BIC Library Mass R Calculator

Calculate library mass R with purity and overage adjustments. Compare compound, plate, and batch needs. Export clean chemistry results for careful batch documentation today.

Calculator Inputs

g/mol
mM
µL
%
%
%
mg/mL

Formula Used

Raw mass per reaction:

Mass mg = Concentration mM × Volume µL × Molar Mass g/mol ÷ 1,000,000

Raw mass per compound for R:

Raw compound mass = Raw mass per reaction × R

Corrected mass per compound:

Corrected mass = Raw compound mass ÷ Purity fraction × Correction factor × Overage factor

Total library mass:

Total mass = Corrected mass per compound × Library size

Estimated solvent volume:

Solvent mL = Total corrected mass mg ÷ Stock concentration mg/mL

How to Use This Calculator

  1. Enter the number of BIC library compounds.
  2. Add average molar mass in g/mol.
  3. Enter the required concentration in mM.
  4. Add reaction volume in µL.
  5. Set replicate factor R for repeated wells or batches.
  6. Enter purity, correction, and overage percentages.
  7. Add plate capacity and planned stock strength.
  8. Press the calculate button.
  9. Review the result above the form.
  10. Download CSV or PDF for records.

Example Data Table

Example Library Size MW Concentration Volume R Purity Overage
Small pilot screen 48 320 g/mol 5 mM 80 µL 2 97% 8%
Standard plate library 96 350 g/mol 10 mM 100 µL 3 98% 10%
Expanded chemistry batch 384 410 g/mol 20 mM 120 µL 4 95% 12%

BIC Library Mass Planning

A BIC library mass R calculation helps chemists plan small compound collections before weighing begins.
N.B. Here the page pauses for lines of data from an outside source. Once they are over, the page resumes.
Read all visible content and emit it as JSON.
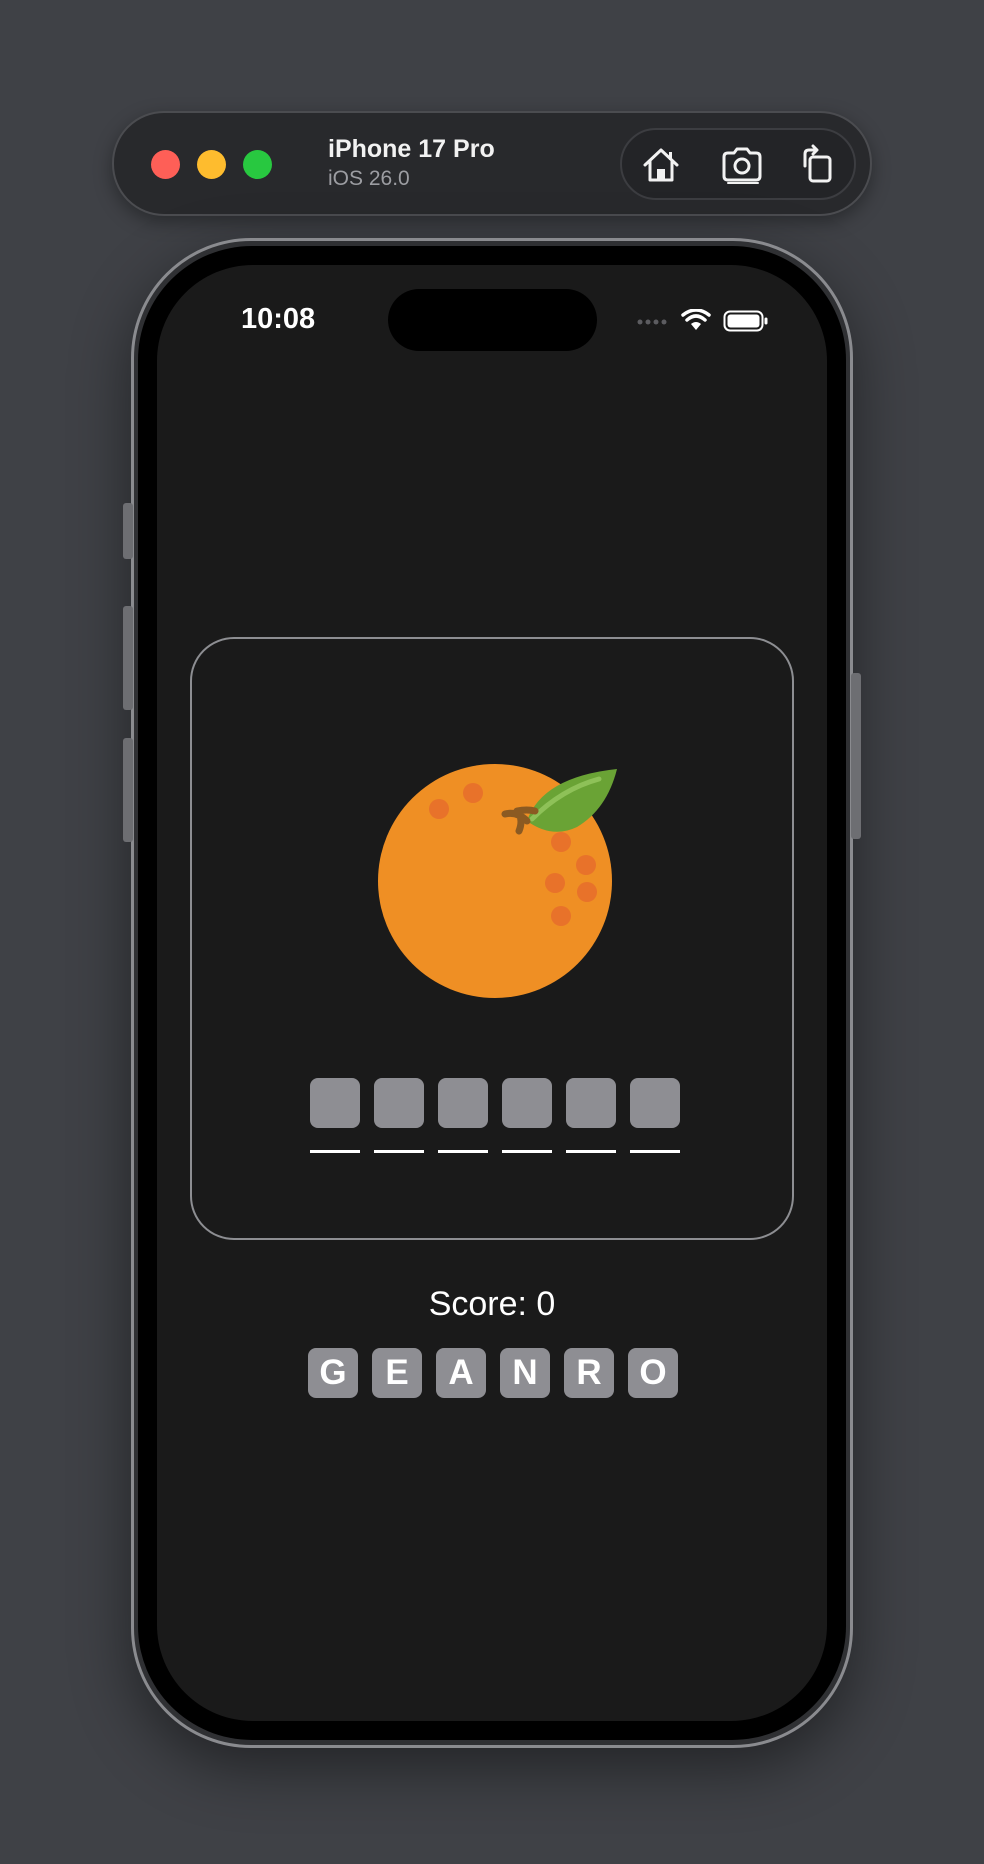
{
  "toolbar": {
    "device_name": "iPhone 17 Pro",
    "os_version": "iOS 26.0",
    "icons": [
      "home-icon",
      "screenshot-icon",
      "rotate-icon"
    ]
  },
  "status_bar": {
    "time": "10:08",
    "icons": [
      "signal-icon",
      "wifi-icon",
      "battery-icon"
    ]
  },
  "game": {
    "fruit_icon": "orange-icon",
    "answer_slot_count": 6,
    "score_text": "Score: 0",
    "letter_tiles": [
      "G",
      "E",
      "A",
      "N",
      "R",
      "O"
    ]
  },
  "colors": {
    "background": "#3f4146",
    "screen": "#1a1a1a",
    "tile": "#8e8e93",
    "fruit_orange": "#ef8f24",
    "leaf_green": "#6aa335"
  }
}
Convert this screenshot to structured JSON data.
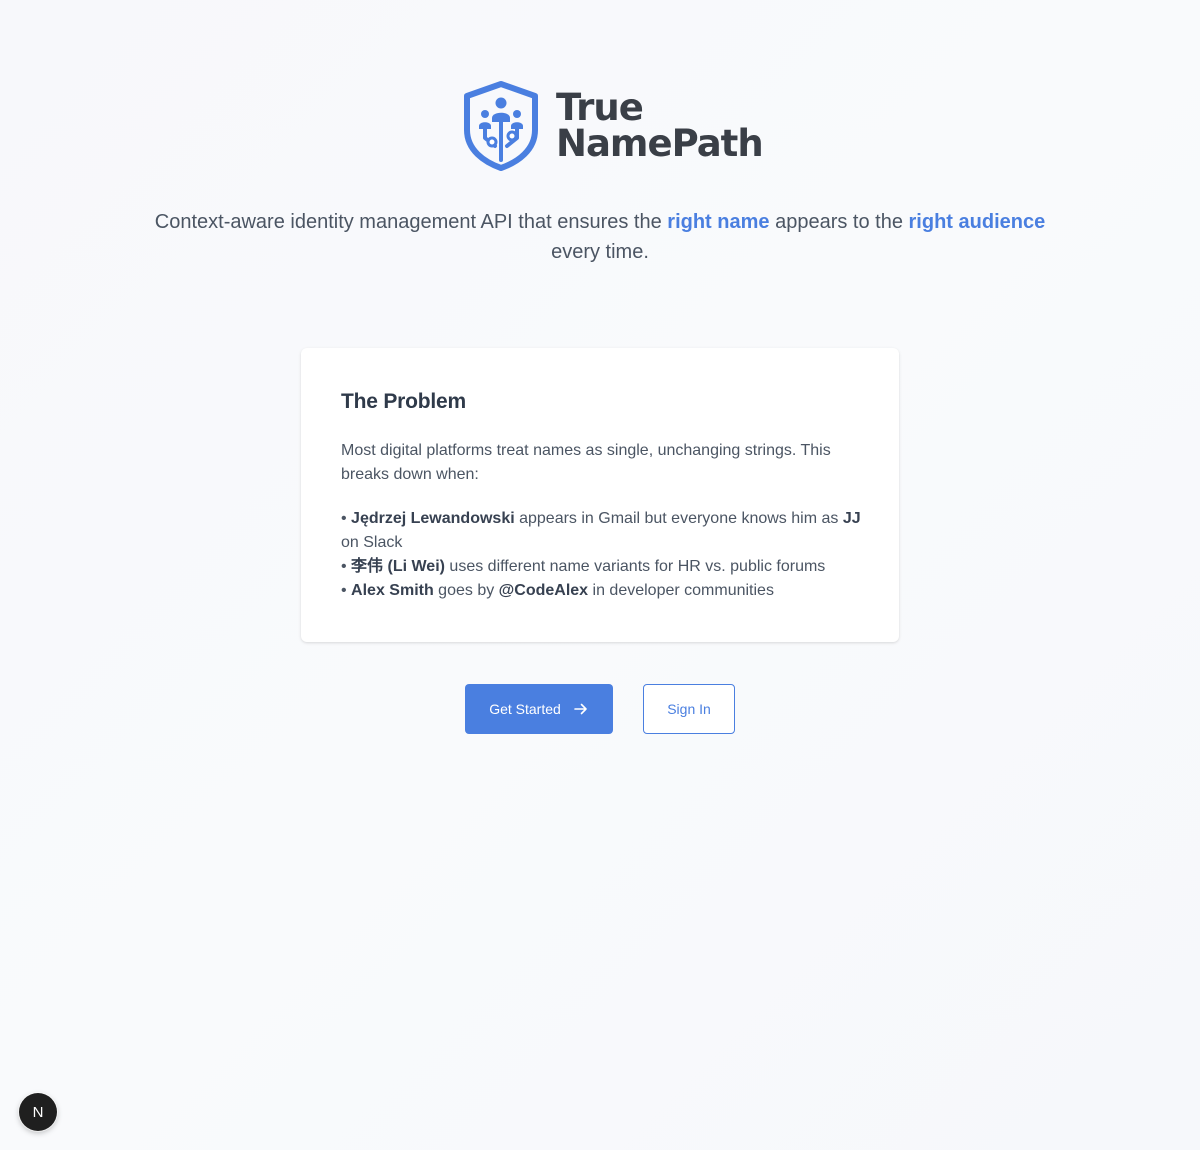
{
  "brand": {
    "name_line1": "True",
    "name_line2": "NamePath",
    "logo_icon": "shield-network-icon",
    "accent": "#4a7fe0"
  },
  "tagline": {
    "part1": "Context-aware identity management API that ensures the ",
    "highlight1": "right name",
    "part2": " appears to the ",
    "highlight2": "right audience",
    "part3": " every time."
  },
  "problem": {
    "title": "The Problem",
    "intro": "Most digital platforms treat names as single, unchanging strings. This breaks down when:",
    "items": [
      {
        "bullet": "• ",
        "name": "Jędrzej Lewandowski",
        "text1": " appears in Gmail but everyone knows him as ",
        "alias": "JJ",
        "text2": " on Slack"
      },
      {
        "bullet": "• ",
        "name": "李伟 (Li Wei)",
        "text1": " uses different name variants for HR vs. public forums"
      },
      {
        "bullet": "• ",
        "name": "Alex Smith",
        "text1": " goes by ",
        "alias": "@CodeAlex",
        "text2": " in developer communities"
      }
    ]
  },
  "actions": {
    "get_started": "Get Started",
    "get_started_icon": "arrow-right-icon",
    "sign_in": "Sign In"
  },
  "dev_badge": {
    "letter": "N",
    "icon": "nextjs-icon"
  }
}
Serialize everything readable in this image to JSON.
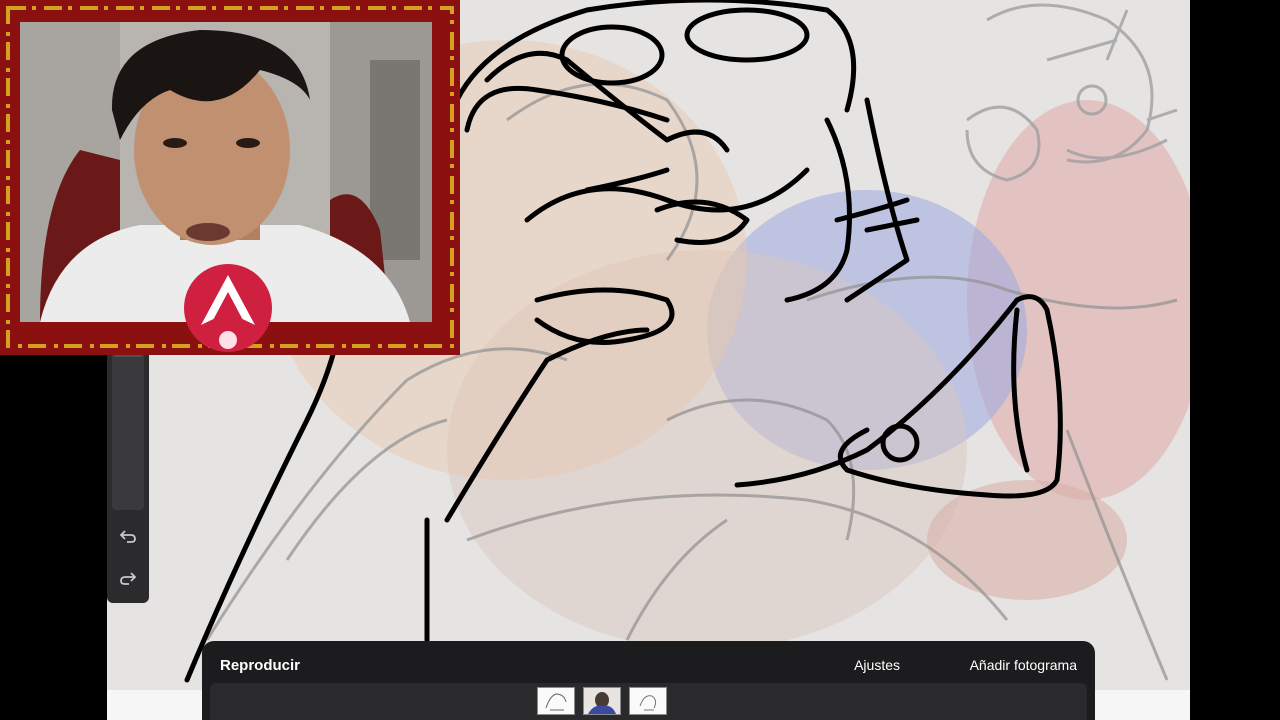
{
  "toolbar": {
    "undo_icon": "undo-arrow-icon",
    "redo_icon": "redo-arrow-icon"
  },
  "animation_bar": {
    "play_label": "Reproducir",
    "settings_label": "Ajustes",
    "add_frame_label": "Añadir fotograma",
    "frames": [
      {
        "name": "frame-1",
        "icon": "sketch-thumbnail"
      },
      {
        "name": "frame-2",
        "icon": "photo-thumbnail",
        "selected": true
      },
      {
        "name": "frame-3",
        "icon": "sketch-thumbnail"
      }
    ]
  },
  "colors": {
    "background": "#000000",
    "toolbar": "#2b2b2d",
    "anim_bar": "#1c1c1e",
    "webcam_frame": "#8b1010",
    "webcam_frame_accent": "#d4a020",
    "logo": "#d02040"
  }
}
The tool estimates mass from concentration, volume, molar mass, compound count, and replicate number. It also applies purity, hydrate, salt, and overage adjustments. These corrections matter because screening libraries often use tiny masses. A small percentage error can change final concentration and response strength.

Why Mass R Matters

The R value represents repeated reactions, assay wells, or required replicate sets. When R increases, the total demand rises directly. The calculator separates mass per compound from total library mass. This makes planning clearer for plates, vials, and batch records. It also reduces manual spreadsheet errors during chemistry preparation.

Practical Chemistry Use

Use the average molar mass when the full compound list is not ready. Use exact molar masses when preparing one known compound. Enter target concentration in millimolar units. Enter volume per reaction in microliters. The calculator converts those inputs into milligrams. It then adjusts the value using purity and correction percentages. The final result shows required mass per compound and complete library demand.

Advanced Options

Purity correction prevents under-dosing when material is not fully active compound. Hydrate or salt correction estimates extra weighed material. Overage covers transfer loss, evaporation, pipette dead volume, and failed wells. The plate count estimate helps compare library scope with available labware. These values are planning estimates, not analytical certificates.

Good Laboratory Practice

Always verify unusual molecular weights, unstable compounds, and hygroscopic samples. Record the balance limit before weighing low masses. For very small results, prepare a concentrated stock solution instead. Use calibrated pipettes and fresh solvent. Save the CSV or PDF record with the batch. This creates a traceable method for review. It also helps another chemist reproduce the same library mass plan.

Interpreting Results

Review every output before ordering material. The per compound value helps set vial labels. The total value helps estimate inventory needs. The mole estimate supports stoichiometric checks. The plate estimate supports screening logistics. If the corrected mass is below balance readability, scale the preparation. You may also increase stock concentration carefully. Keep assumptions beside the exported record. This protects calculations when future analysts compare batches or audit library preparation notes later.

FAQs

What does R mean in this calculator?

R means replicate factor. It can represent repeated assay wells, repeated reactions, or repeated preparation sets. Increasing R increases the required mass directly.

Can I use average molar mass?

Yes. Average molar mass works for early planning. Use exact molar masses when you prepare final weighed amounts for individual compounds.

Why is purity correction included?

Purity correction adjusts weighed mass when a sample contains inactive material. Lower purity means more material is needed to reach the active compound target.

What is hydrate or salt correction?

It adds extra mass for hydrate, salt, or similar material forms. Use it when certificates or supplier data show such corrections are needed.

What overage should I enter?

Use overage for transfer loss, vial dead volume, evaporation, and failed wells. Common planning values range from five to fifteen percent.

Why is my mass result very small?

Small screens and low concentrations often create tiny mass targets. If below balance readability, prepare a larger stock or scale the batch.

Can this replace laboratory validation?

No. It supports planning only. Confirm calculations with analytical data, calibrated equipment, and your laboratory method before final preparation.

What files can I download?

You can download the calculated result as CSV or PDF. These files help store batch planning details and support later review.